Richard Zapata heads east to the Winston Apartments, then to Piecora's, and then south on 14th Avenue to Yesler Way. He takes a left, walks 10 blocks to 24th Avenue South and turns right. A block and a half down, he stops and looks at a spot near the curb.

"Only three people know how Mia got here that night," he says. "The murderer, Mia and Jesus Christ."

The chalky outline of Mia's body stayed on the ground for three years, fading each year until it was gone. Sometimes, Zapata finds wildflowers at the site. Once he found a bottle with a rosary dangling from its tip. Obviously others make the same pilgrimage.

Back in Louisville, Ky., where Mia is buried, yellow roses - her favorite - arrive on her grave every year on her birthday. "You are always with me," the unsigned card says. They are from the boyfriend. Another set of flowers arrives on her birthday - one red rose and a yellow rose for every year since her death. These are from her father.

"You don't realize what forever is," Zapata says, standing in a different place but looking at the same spot on the pavement. "You drive your daughter to school, tell your wife, `Have a good day, I'll see you later.' You assume you'll be together at the end of the day. But then something happens, and forever is forever.

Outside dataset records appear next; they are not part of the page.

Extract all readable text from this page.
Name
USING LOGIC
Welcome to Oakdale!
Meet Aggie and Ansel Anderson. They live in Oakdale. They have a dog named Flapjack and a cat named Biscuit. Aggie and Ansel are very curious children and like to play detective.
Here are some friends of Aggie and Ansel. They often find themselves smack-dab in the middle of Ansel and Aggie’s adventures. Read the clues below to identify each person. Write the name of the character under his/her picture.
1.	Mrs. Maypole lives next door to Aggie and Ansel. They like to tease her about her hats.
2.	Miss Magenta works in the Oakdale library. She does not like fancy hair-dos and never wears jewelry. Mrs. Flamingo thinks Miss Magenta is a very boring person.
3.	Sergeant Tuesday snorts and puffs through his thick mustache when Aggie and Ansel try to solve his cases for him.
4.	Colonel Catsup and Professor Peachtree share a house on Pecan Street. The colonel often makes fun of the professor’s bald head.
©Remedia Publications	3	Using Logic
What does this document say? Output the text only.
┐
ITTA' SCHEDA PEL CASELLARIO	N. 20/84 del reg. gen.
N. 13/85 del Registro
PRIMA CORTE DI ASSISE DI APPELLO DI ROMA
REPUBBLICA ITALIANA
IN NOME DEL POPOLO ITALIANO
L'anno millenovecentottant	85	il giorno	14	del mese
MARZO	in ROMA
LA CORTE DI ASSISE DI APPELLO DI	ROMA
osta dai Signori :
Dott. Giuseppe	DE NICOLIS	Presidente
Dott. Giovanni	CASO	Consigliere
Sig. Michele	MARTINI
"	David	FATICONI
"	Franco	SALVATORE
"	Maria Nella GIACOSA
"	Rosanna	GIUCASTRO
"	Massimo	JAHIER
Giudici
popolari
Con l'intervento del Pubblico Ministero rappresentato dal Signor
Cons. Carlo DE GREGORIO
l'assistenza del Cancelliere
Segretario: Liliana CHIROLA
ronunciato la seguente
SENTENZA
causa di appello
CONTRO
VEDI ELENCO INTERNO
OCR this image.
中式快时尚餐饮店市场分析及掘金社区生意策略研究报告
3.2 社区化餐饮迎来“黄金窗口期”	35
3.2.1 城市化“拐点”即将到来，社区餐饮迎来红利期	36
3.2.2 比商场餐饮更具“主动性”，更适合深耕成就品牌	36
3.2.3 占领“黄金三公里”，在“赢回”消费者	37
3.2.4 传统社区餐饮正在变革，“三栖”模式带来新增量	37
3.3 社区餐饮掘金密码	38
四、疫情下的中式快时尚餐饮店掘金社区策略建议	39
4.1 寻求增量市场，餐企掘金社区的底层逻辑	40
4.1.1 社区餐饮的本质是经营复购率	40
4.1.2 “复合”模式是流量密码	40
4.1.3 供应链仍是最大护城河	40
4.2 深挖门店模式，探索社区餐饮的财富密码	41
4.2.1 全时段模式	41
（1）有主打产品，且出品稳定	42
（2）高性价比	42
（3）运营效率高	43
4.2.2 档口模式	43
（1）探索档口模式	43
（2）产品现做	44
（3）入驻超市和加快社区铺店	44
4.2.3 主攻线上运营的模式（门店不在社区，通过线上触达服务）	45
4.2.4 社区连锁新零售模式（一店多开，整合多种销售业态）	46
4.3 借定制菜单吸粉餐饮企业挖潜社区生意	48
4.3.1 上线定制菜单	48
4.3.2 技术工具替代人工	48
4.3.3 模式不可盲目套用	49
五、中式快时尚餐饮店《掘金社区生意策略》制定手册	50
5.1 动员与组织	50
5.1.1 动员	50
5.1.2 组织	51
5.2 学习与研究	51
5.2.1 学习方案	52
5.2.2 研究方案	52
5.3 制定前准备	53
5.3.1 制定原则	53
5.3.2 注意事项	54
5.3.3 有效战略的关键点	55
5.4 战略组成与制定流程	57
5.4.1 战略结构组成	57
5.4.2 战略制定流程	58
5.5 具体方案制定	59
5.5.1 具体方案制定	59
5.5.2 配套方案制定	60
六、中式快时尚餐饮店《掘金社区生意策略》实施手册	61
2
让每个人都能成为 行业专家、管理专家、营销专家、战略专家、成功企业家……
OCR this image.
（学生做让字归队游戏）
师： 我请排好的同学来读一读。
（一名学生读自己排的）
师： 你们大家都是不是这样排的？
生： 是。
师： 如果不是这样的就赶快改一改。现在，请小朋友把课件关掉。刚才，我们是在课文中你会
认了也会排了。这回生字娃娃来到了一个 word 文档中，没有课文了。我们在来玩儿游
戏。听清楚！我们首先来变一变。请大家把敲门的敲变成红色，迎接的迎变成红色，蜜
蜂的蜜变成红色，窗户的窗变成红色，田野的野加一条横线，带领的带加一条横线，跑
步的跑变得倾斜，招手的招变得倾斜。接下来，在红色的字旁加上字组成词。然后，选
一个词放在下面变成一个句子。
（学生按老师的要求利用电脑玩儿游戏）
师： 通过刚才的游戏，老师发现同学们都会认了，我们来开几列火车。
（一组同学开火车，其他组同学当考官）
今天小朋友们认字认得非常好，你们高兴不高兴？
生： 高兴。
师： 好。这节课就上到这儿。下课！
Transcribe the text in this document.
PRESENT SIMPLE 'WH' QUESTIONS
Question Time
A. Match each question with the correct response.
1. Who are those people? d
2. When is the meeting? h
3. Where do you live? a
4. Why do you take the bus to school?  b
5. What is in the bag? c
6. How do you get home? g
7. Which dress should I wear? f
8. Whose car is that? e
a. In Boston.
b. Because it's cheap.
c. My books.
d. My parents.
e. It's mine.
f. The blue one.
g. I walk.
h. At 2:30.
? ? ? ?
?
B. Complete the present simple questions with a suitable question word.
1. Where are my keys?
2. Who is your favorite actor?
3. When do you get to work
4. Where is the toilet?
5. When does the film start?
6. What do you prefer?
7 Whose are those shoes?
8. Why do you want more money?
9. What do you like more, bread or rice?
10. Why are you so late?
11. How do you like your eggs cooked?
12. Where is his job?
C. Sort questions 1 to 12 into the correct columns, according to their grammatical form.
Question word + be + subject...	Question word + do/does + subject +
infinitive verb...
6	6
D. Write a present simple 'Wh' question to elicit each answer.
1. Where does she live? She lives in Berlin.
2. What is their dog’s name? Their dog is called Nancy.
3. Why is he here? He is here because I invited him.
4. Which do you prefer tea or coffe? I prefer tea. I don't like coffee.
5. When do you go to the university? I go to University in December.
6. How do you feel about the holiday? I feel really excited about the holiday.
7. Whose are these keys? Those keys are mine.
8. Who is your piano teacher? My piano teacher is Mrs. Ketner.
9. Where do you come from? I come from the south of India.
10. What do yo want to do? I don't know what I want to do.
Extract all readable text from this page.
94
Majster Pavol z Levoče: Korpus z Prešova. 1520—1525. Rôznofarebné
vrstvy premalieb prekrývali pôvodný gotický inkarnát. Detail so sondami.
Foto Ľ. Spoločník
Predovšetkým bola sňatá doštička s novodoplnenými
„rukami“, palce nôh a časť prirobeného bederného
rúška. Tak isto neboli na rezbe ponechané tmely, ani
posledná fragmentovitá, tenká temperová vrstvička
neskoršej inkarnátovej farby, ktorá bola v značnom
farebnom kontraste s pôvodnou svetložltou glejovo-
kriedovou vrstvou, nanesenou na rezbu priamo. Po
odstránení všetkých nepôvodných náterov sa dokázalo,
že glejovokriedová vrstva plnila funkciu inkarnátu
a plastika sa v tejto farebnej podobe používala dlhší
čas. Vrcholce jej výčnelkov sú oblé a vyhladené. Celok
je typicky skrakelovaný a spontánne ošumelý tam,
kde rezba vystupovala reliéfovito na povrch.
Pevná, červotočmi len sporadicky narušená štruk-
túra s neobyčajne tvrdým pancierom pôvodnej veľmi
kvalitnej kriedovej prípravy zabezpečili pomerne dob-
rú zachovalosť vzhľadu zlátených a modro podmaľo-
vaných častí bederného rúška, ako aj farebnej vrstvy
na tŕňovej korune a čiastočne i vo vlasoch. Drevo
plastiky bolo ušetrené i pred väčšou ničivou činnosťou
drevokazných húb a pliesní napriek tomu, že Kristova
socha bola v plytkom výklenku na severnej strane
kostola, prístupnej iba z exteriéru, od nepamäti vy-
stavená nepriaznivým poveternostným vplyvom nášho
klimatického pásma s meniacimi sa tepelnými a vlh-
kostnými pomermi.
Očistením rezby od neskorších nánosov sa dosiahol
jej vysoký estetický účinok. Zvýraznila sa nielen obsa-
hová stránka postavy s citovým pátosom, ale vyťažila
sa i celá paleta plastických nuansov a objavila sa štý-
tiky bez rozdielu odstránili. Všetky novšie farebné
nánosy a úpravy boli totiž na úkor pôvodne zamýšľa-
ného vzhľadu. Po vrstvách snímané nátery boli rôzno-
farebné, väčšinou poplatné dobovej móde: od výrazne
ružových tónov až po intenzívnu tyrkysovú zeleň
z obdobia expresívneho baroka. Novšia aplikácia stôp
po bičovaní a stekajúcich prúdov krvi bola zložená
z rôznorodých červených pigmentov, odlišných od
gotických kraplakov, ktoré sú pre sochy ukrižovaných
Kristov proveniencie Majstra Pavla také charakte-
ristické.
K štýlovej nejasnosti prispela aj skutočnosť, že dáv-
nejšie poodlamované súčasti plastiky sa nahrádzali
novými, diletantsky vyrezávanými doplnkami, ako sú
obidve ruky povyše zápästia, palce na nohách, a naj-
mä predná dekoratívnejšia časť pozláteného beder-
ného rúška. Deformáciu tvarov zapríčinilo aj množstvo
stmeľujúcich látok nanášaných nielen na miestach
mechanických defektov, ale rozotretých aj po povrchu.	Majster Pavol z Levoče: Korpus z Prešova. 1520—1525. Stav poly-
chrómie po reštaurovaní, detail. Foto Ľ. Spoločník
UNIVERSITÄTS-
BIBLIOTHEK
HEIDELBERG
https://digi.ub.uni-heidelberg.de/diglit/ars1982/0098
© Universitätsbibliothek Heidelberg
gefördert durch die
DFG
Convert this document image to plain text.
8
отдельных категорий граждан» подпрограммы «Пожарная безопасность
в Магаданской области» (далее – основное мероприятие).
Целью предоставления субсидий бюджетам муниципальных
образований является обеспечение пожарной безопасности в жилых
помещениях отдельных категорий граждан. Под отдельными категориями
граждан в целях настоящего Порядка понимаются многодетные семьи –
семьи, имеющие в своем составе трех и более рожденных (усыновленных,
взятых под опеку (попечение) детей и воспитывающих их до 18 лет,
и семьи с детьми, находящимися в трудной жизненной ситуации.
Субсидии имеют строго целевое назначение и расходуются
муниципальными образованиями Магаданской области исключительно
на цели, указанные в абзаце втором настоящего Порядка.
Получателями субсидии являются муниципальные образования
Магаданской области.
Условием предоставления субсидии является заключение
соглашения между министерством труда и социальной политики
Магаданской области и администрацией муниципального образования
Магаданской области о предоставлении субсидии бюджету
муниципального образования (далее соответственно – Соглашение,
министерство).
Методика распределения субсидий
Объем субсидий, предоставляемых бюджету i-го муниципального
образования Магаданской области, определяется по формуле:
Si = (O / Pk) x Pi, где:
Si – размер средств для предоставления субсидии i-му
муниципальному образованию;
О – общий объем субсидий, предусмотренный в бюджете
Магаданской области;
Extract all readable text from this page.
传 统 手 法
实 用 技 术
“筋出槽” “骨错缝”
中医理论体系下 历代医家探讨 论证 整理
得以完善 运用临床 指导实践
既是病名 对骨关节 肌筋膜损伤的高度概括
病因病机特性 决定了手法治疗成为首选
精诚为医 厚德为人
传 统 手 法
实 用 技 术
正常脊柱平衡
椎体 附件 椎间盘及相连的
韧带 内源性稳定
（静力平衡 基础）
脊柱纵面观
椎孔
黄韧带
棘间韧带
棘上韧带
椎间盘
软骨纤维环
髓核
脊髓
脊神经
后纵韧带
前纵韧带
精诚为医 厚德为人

It doesn't matter what I do, how I do it, how I pray, how I wish. Nothing on Earth is going to bring Mia back."

New houses stand where the overgrown field was. The dead-end street now leads to a new Walgreen's drugstore. Behind the Winston Apartments is a new blacktop parking lot. At the Comet Tavern, Matt Dresdner, the Gits' former bass player, tends bar. "I know. It's ironic," he says.

The Gits stopped being The Gits after Mia died, but they continued releasing albums. They were finishing "Enter the Conquering Chicken" at the time Mia was killed. Then came "Kings and Queens," a collection of never-released songs originally recorded at Antioch College. And their last, "Evil Stig," was a compilation of live performances with Joan Jett, with proceeds of the album going to the investigative fund.

The surviving Gits eventually formed a new band, the Dancing French Liberals of '48. It lasted a couple of years. Steve Moriarty, the drummer, works at the Elysian Brew Pub, a few blocks east of the Comet. Andy Kessler, the guitarist, plays music once in a while but mostly is "happy not having a job."

The rock scene in Seattle would have changed with or without Mia, but her life and death had their effects. The grunge phenomenon, already fading, died with Kurt Cobain. The spotlight moved somewhere else on the planet. Small bands disappeared. Famous bands moved away.

Where Mia Zapata would be if she were alive today is anyone's guess.

Richard Zapata, on this day, keeps eyeing the spot on the ground, still seeing the chalky outline that is no longer there. Maybe a different angle might shed a new light on what happened. His whole bearing, silhouetted by a hot afternoon sun, is a question mark. The killer, Mia and Jesus Christ. So far, they are the only ones who know.